Published online Feb 27, 2022. doi: 10.4240/wjgs.v14.i2.143
Peer-review started: June 6, 2021
First decision: July 16, 2021
Revised: July 24, 2021
Accepted: January 6, 2022
Article in press: January 6, 2022
Published online: February 27, 2022
Processing time: 261 Days and 5.1 Hours
Patients with pathological stages T1N2-3 (pT1N2-3) and pT3N0 gastric cancer (GC) have not been routinely included in the target population for postoperative chemotherapy according to the Japanese Gastric Cancer Treatment Guideline, and their prognosis is significantly different.
To identify the high-risk patients after radical surgery by analyzing biomarkers and clinicopathological features and construct prognostic models for them.

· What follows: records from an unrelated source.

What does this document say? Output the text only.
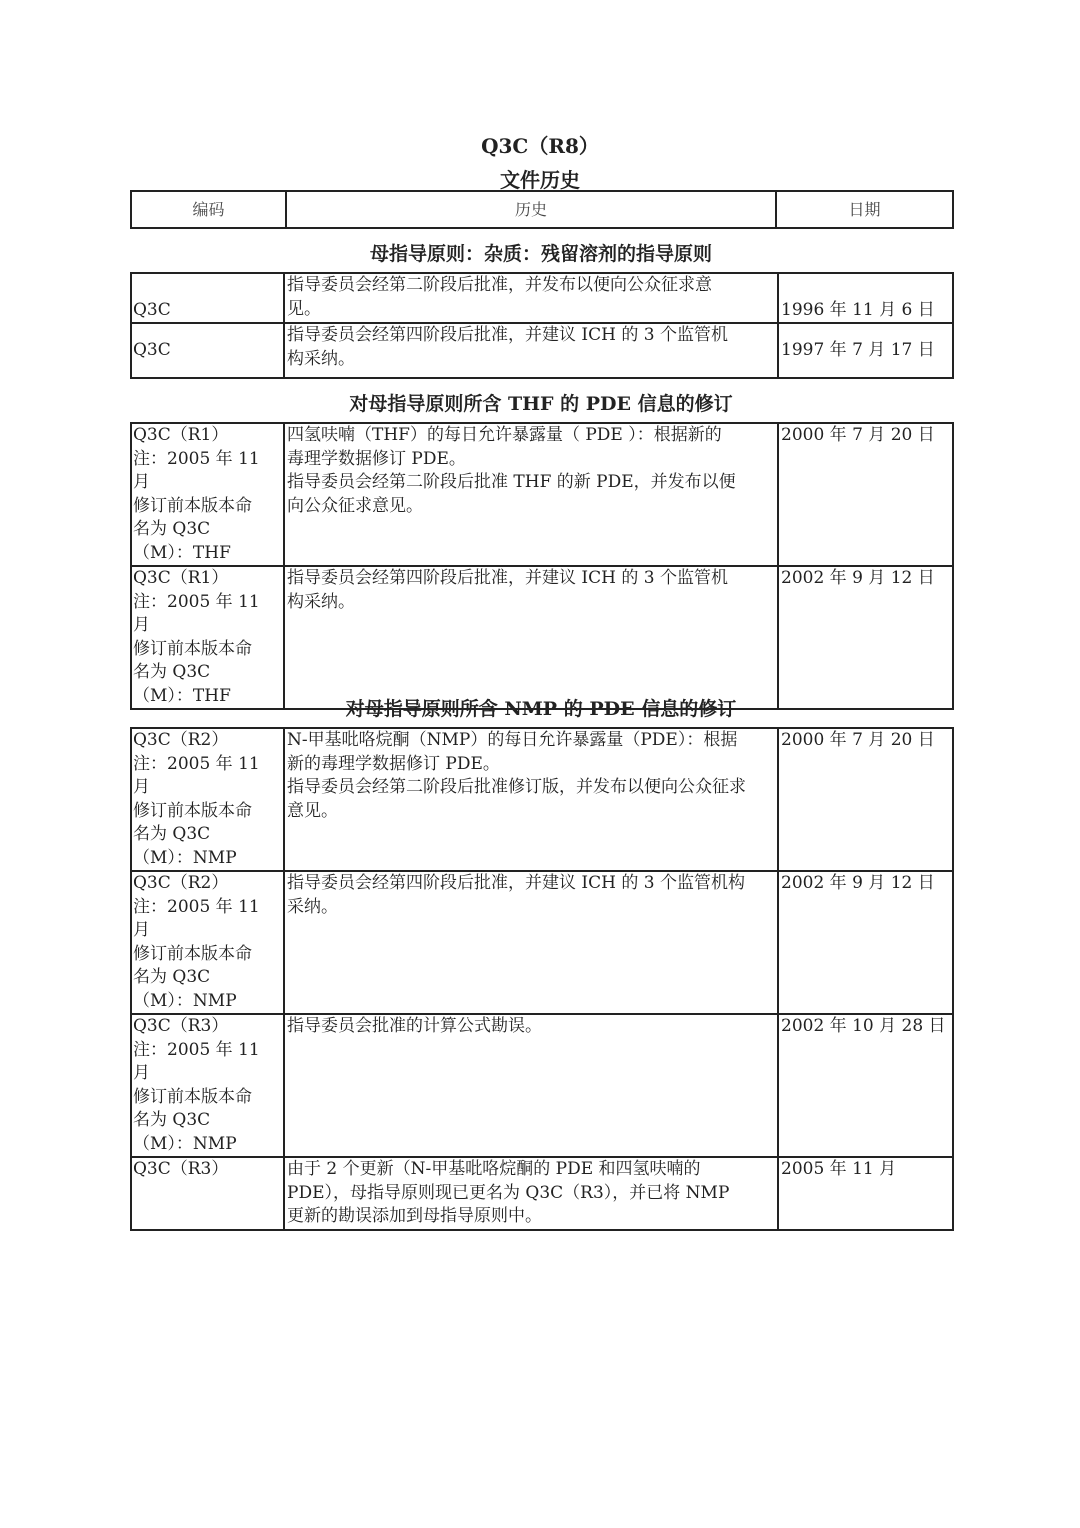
Q3C（R8）
文件历史
编码	历史	日期
母指导原则：杂质：残留溶剂的指导原则
Q3C	指导委员会经第二阶段后批准，并发布以便向公众征求意
见。	1996 年 11 月 6 日

Q3C	指导委员会经第四阶段后批准，并建议 ICH 的 3 个监管机
构采纳。	1997 年 7 月 17 日
对母指导原则所含 THF 的 PDE 信息的修订
Q3C（R1）
注：2005 年 11 月
修订前本版本命
名为 Q3C
（M）：THF	四氢呋喃（THF）的每日允许暴露量（ PDE ）：根据新的
毒理学数据修订 PDE。
指导委员会经第二阶段后批准 THF 的新 PDE，并发布以便
向公众征求意见。	2000 年 7 月 20 日

Q3C（R1）
注：2005 年 11 月
修订前本版本命
名为 Q3C
（M）：THF	指导委员会经第四阶段后批准，并建议 ICH 的 3 个监管机
构采纳。	2002 年 9 月 12 日
对母指导原则所含 NMP 的 PDE 信息的修订
Q3C（R2）
注：2005 年 11 月
修订前本版本命
名为 Q3C
（M）：NMP	N-甲基吡咯烷酮（NMP）的每日允许暴露量（PDE）：根据
新的毒理学数据修订 PDE。
指导委员会经第二阶段后批准修订版，并发布以便向公众征求
意见。	2000 年 7 月 20 日

Q3C（R2）
注：2005 年 11 月
修订前本版本命
名为 Q3C
（M）：NMP	指导委员会经第四阶段后批准，并建议 ICH 的 3 个监管机构
采纳。	2002 年 9 月 12 日

Q3C（R3）
注：2005 年 11 月
修订前本版本命
名为 Q3C
（M）：NMP	指导委员会批准的计算公式勘误。	2002 年 10 月 28 日

Q3C（R3）	由于 2 个更新（N-甲基吡咯烷酮的 PDE 和四氢呋喃的
PDE），母指导原则现已更名为 Q3C（R3），并已将 NMP
更新的勘误添加到母指导原则中。	2005 年 11 月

A total of 459 patients with pT1N2-3/pT3N0 GC were retrospectively selected for the study. The Chi-square test was used to analyze the differences in the clinicopathological features between the pT1N2-3 and pT3N0 groups. The Kaplan–Meier analysis and log-rank test were used to analyze overall survival (OS). The independent risk factors for patient prognosis were analyzed by univariate and multivariate analyses based on the Cox proportional hazards regression model. The cutoff values of continuous variables were identified by receiver operating characteristic curve. The nomogram models were constructed with R studio.
There was no statistically significant difference in OS between the pT1N2-3 and pT3N0 groups (P = 0.374). Prealbumin (P = 0.040), carcino-embryonic antigen (CEA) (P = 0.021), and metastatic lymph node ratio (mLNR) (P = 0.035) were independent risk factors for prognosis in the pT1N2-3 group. Age (P = 0.039), body mass index (BMI) (P = 0.002), and gastrectomy (P < 0.001) were independent risk factors for prognosis in the pT3N0 group. The area under the curve values of the nomogram models for predicting the 5-year prognosis of the pT1N2-3 group and pT3N0 group were 0.765 and 0.699, respectively.

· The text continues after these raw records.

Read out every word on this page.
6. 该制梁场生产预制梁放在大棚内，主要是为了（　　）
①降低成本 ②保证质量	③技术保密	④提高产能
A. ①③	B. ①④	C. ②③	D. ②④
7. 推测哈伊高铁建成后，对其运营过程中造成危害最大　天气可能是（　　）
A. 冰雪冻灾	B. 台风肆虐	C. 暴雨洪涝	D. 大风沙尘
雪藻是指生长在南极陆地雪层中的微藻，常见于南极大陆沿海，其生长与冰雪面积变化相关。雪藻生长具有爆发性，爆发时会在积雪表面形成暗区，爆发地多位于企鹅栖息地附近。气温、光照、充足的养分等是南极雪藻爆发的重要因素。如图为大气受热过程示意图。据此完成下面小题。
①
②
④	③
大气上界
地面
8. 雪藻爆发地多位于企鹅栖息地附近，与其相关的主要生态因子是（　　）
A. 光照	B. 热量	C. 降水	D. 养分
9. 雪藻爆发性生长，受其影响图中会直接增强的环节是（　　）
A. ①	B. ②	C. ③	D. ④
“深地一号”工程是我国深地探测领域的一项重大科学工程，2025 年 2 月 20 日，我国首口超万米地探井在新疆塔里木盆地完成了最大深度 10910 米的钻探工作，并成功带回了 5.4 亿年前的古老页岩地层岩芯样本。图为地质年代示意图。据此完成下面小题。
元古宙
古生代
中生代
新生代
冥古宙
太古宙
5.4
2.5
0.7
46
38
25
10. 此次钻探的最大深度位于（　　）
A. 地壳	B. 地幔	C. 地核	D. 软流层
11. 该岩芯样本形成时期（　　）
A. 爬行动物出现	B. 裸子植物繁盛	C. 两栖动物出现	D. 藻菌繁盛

Nomogram model combining prealbumin, CEA, and mLNR levels can be used to predict the prognosis of pT1N2-3 GC. Nomogram model combining age, BMI, and gastrectomy can be used to predict the prognosis of pT3N0 GC.
Core Tip: Patients with pathological stage T1N2-3 (pT1N2-3) and pT3N0 gastric cancer (GC) have not been routinely included in the target population for postoperative chemotherapy, and their prognosis is significantly different. The study aimed to identify the high-risk patients after radical surgery by analyzing biomarkers and clinicopathological features and construct prognostic models for them. Our results showed that the predictive models constructed by peripheral blood biomarkers and clinicopathological features can evaluate the prognosis of patients with pT1N2-3 and pT3N0 GC, which is worthy of further validation and promotion in clinical practice.